La capacité à tirer éternellement sur les mêmes ficelles tient apparemment lieu de créativité pour les parlementaires. C’est en tout cas ce qu’inspire l’examen en commission du projet de Loi de finances 2017 à l’Assemblée Nationale, et plus précisément les dispositions arrêtées pour le financement du service public de l’audiovisuel.
Tournant le dos à une pratique installée dans la foulée de la réforme Sarkozy de 2009, un amendement de la rapporteure générale du budget Valérie Rabault a réduit de 2 à 1 euro l’augmentation prévue de la Contribution à l’Audiovisuelle Publique (CAP, ex redevance audiovisuelle), en compansant la perte qui en résultera pour le budget du service public de l’audiovisuel (estimée à 38 M€) par un relèvement de 0,1% de la Taxe sur les Opérateurs de Communications Electroniques (TOCE, dite, Taxe Copé).
Répétition, d’abord, dans l’incapacité à garantir dans la durée la « redevance » comme levier principal de financement de France Télévisions, Radio France, France Médias Monde et de l’INA, après que l’arrêt de la publicité après 20 heures a divisé par deux les recettes commerciales de la première, après que l’Etat a planifié la suppression des concours versés sur le budget général de l’Etat, et après que les ministres de la Culture successifs ont renoncé depuis 2012 à étendre l’assiette de la CAP aux nouveaux écrans. Une telle réforme, notamment mise en œuvre par l’Allemagne, permettrait de mettre à contribution les foyers, en nombre croissant, qui ne possèdent pas de téléviseur (6% à ce jour d’après le CSA) mais utilisent PC, tablettes et smartphones pour visionner les programmes. Ceci augure mal de la capacité de la gauche à se mobiliser pour le service public audiovisuel, au moment où les mises en cause de ce dernier se multiplient à droite, de Nicolas Sarkozy à la dernière note du think tank Fondapol.

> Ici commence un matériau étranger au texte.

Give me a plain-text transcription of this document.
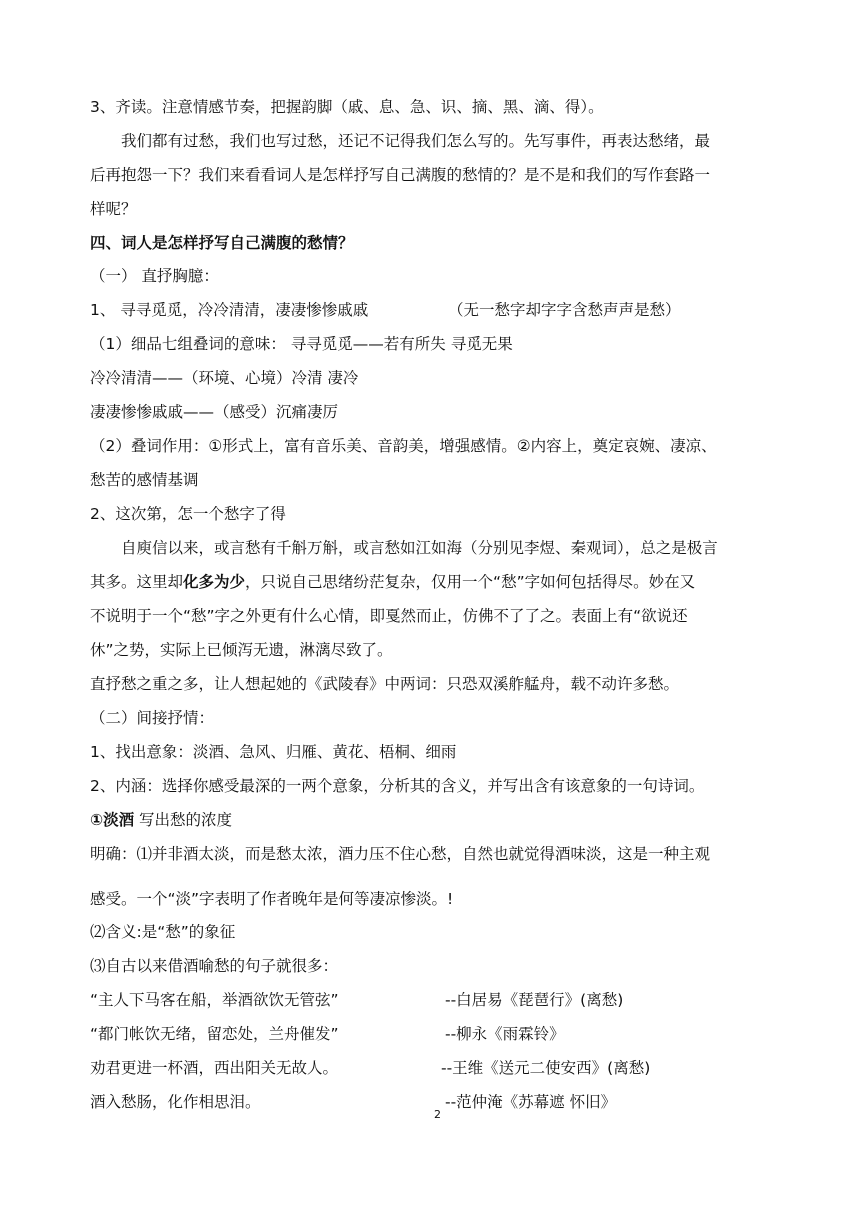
3、齐读。注意情感节奏，把握韵脚（戚、息、急、识、摘、黑、滴、得）。
我们都有过愁，我们也写过愁，还记不记得我们怎么写的。先写事件，再表达愁绪，最
后再抱怨一下？我们来看看词人是怎样抒写自己满腹的愁情的？是不是和我们的写作套路一
样呢？
四、词人是怎样抒写自己满腹的愁情？
（一） 直抒胸臆：
1、 寻寻觅觅，冷冷清清，凄凄惨惨戚戚	（无一愁字却字字含愁声声是愁）
（1）细品七组叠词的意味： 寻寻觅觅——若有所失 寻觅无果
冷冷清清——（环境、心境）冷清 凄冷
凄凄惨惨戚戚——（感受）沉痛凄厉
（2）叠词作用：①形式上，富有音乐美、音韵美，增强感情。②内容上，奠定哀婉、凄凉、
愁苦的感情基调
2、这次第，怎一个愁字了得
自庾信以来，或言愁有千斛万斛，或言愁如江如海（分别见李煜、秦观词），总之是极言
其多。这里却化多为少，只说自己思绪纷茫复杂，仅用一个“愁”字如何包括得尽。妙在又
不说明于一个“愁”字之外更有什么心情，即戛然而止，仿佛不了了之。表面上有“欲说还
休”之势，实际上已倾泻无遗，淋漓尽致了。
直抒愁之重之多，让人想起她的《武陵春》中两词：只恐双溪舴艋舟，载不动许多愁。
（二）间接抒情：
1、找出意象：淡酒、急风、归雁、黄花、梧桐、细雨
2、内涵：选择你感受最深的一两个意象，分析其的含义，并写出含有该意象的一句诗词。
①淡酒 写出愁的浓度
明确：⑴并非酒太淡，而是愁太浓，酒力压不住心愁，自然也就觉得酒味淡，这是一种主观
感受。一个“淡”字表明了作者晚年是何等凄凉惨淡。!
⑵含义:是“愁”的象征
⑶自古以来借酒喻愁的句子就很多：
“主人下马客在船，举酒欲饮无管弦”	--白居易《琵琶行》(离愁)
“都门帐饮无绪，留恋处，兰舟催发”	--柳永《雨霖铃》
劝君更进一杯酒，西出阳关无故人。	--王维《送元二使安西》(离愁)
酒入愁肠，化作相思泪。	--范仲淹《苏幕遮 怀旧》
2
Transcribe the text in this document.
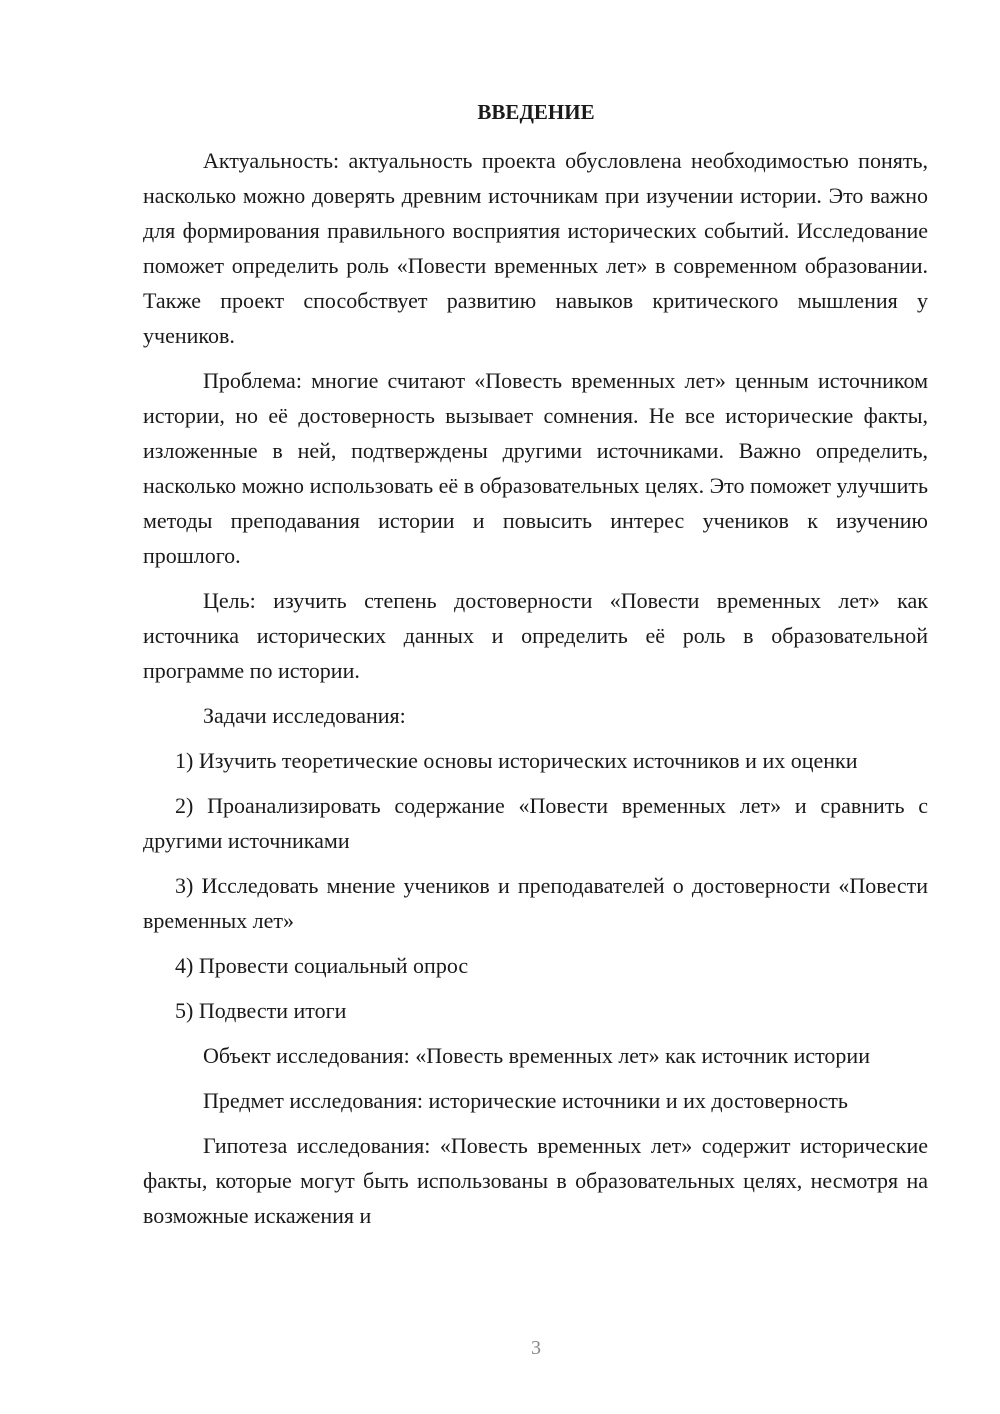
ВВЕДЕНИЕ

Актуальность: актуальность проекта обусловлена необходимостью понять, насколько можно доверять древним источникам при изучении истории. Это важно для формирования правильного восприятия исторических событий. Исследование поможет определить роль «Повести временных лет» в современном образовании. Также проект способствует развитию навыков критического мышления у учеников.

Проблема: многие считают «Повесть временных лет» ценным источником истории, но её достоверность вызывает сомнения. Не все исторические факты, изложенные в ней, подтверждены другими источниками. Важно определить, насколько можно использовать её в образовательных целях. Это поможет улучшить методы преподавания истории и повысить интерес учеников к изучению прошлого.

Цель: изучить степень достоверности «Повести временных лет» как источника исторических данных и определить её роль в образовательной программе по истории.

Задачи исследования:

1) Изучить теоретические основы исторических источников и их оценки

2) Проанализировать содержание «Повести временных лет» и сравнить с другими источниками

3) Исследовать мнение учеников и преподавателей о достоверности «Повести временных лет»

4) Провести социальный опрос

5) Подвести итоги

Объект исследования: «Повесть временных лет» как источник истории

Предмет исследования: исторические источники и их достоверность

Гипотеза исследования: «Повесть временных лет» содержит исторические факты, которые могут быть использованы в образовательных целях, несмотря на возможные искажения и

3
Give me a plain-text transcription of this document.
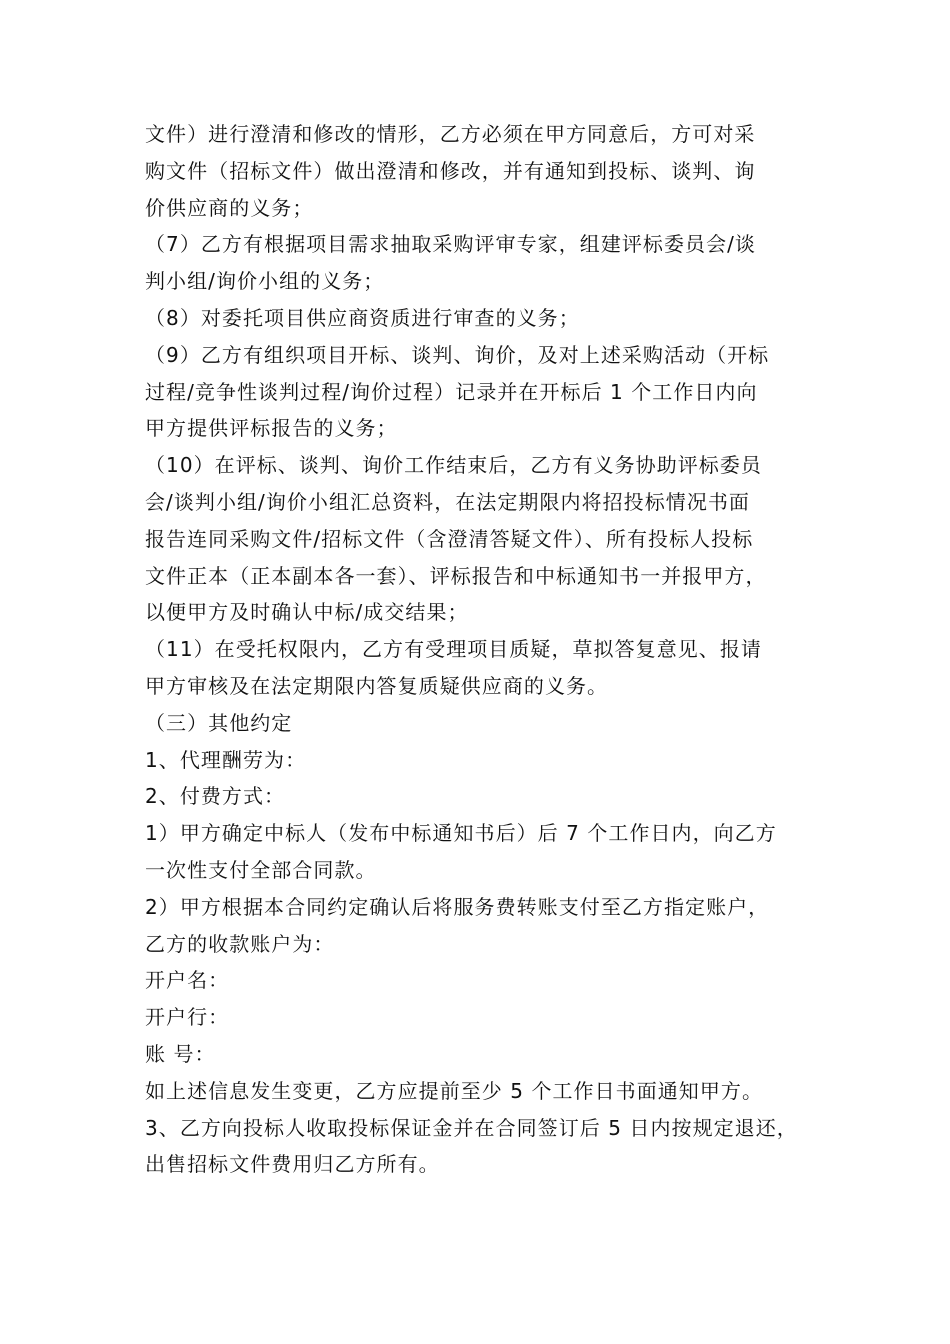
文件）进行澄清和修改的情形，乙方必须在甲方同意后，方可对采
购文件（招标文件）做出澄清和修改，并有通知到投标、谈判、询
价供应商的义务；
（7）乙方有根据项目需求抽取采购评审专家，组建评标委员会/谈
判小组/询价小组的义务；
（8）对委托项目供应商资质进行审查的义务；
（9）乙方有组织项目开标、谈判、询价，及对上述采购活动（开标
过程/竞争性谈判过程/询价过程）记录并在开标后 1 个工作日内向
甲方提供评标报告的义务；
（10）在评标、谈判、询价工作结束后，乙方有义务协助评标委员
会/谈判小组/询价小组汇总资料，在法定期限内将招投标情况书面
报告连同采购文件/招标文件（含澄清答疑文件）、所有投标人投标
文件正本（正本副本各一套）、评标报告和中标通知书一并报甲方，
以便甲方及时确认中标/成交结果；
（11）在受托权限内，乙方有受理项目质疑，草拟答复意见、报请
甲方审核及在法定期限内答复质疑供应商的义务。
（三）其他约定
1、代理酬劳为：
2、付费方式：
1）甲方确定中标人（发布中标通知书后）后 7 个工作日内，向乙方
一次性支付全部合同款。
2）甲方根据本合同约定确认后将服务费转账支付至乙方指定账户，
乙方的收款账户为：
开户名：
开户行：
账 号：
如上述信息发生变更，乙方应提前至少 5 个工作日书面通知甲方。
3、乙方向投标人收取投标保证金并在合同签订后 5 日内按规定退还，
出售招标文件费用归乙方所有。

Répétition, aussi, dans la capacité à aller toujours puiser dans les poches des opérateurs télécom. Lorsque la taxe Copé a été instituée, son taux était de 0,9%. L’espace d’un septennat à peine, ce dernier est passé à 1,3%, et l’amendement adopté à l’initiative de Valérie Rabault le porte à 1,4%, soit une augmentation de… 55%. La mesure aurait sans doute été supportable au début des années 2000, quand montée en puissance du haut débit et explosion du mobile nourrissaient la croissance des recettes (+77% entre 2000 et 2009). Mais crise économique, lancement de Free Mobile ou encore durcissement de la réglementation nationale et européenne se sont combinés depuis pour renverser la tendance : le secteur a perdu près de 20% de son chiffre d’affaires entre 2009 et 2015 (-19,6%, soit -11% pour le fixe et -25,5% pour le mobile, d’après l’ARCEP) et le 1er semestre 2016 ne marque pas de retournement (-1,8% par rapport au 1er semestre 2015).
Loin des représentations du riche et du pauvre, télécoms et médias (-11,7% des recettes publicitaires depuis 2009) partagent aujourd’hui d’être, à la fois, fortement challengés par la nouvelle donne numérique et fragilisés économiquement. Parce qu’il privilégie la logique des vases communicants au détriment de l’apport de valeur supplémentaire (via la redevance), l’amendement Rabault n’aidera pas au rebond…
Répétition, enfin, dans la capacité des pouvoirs publics à poursuivre malgré tout dans la voie des injonctions contradictoires : multiplier les déclarations hostiles aux GAFA et dénoncer les avantages concurrentiels dont ils jouissent par rapport aux acteurs nationaux, mais continuer à alourdir la charge règlementaire qui pèse sur ces derniers, coté média ; amputation des recettes mais injonctions à accroître les investissements destinés à permettre le passage au très haut débit, coté telcos. Hélas.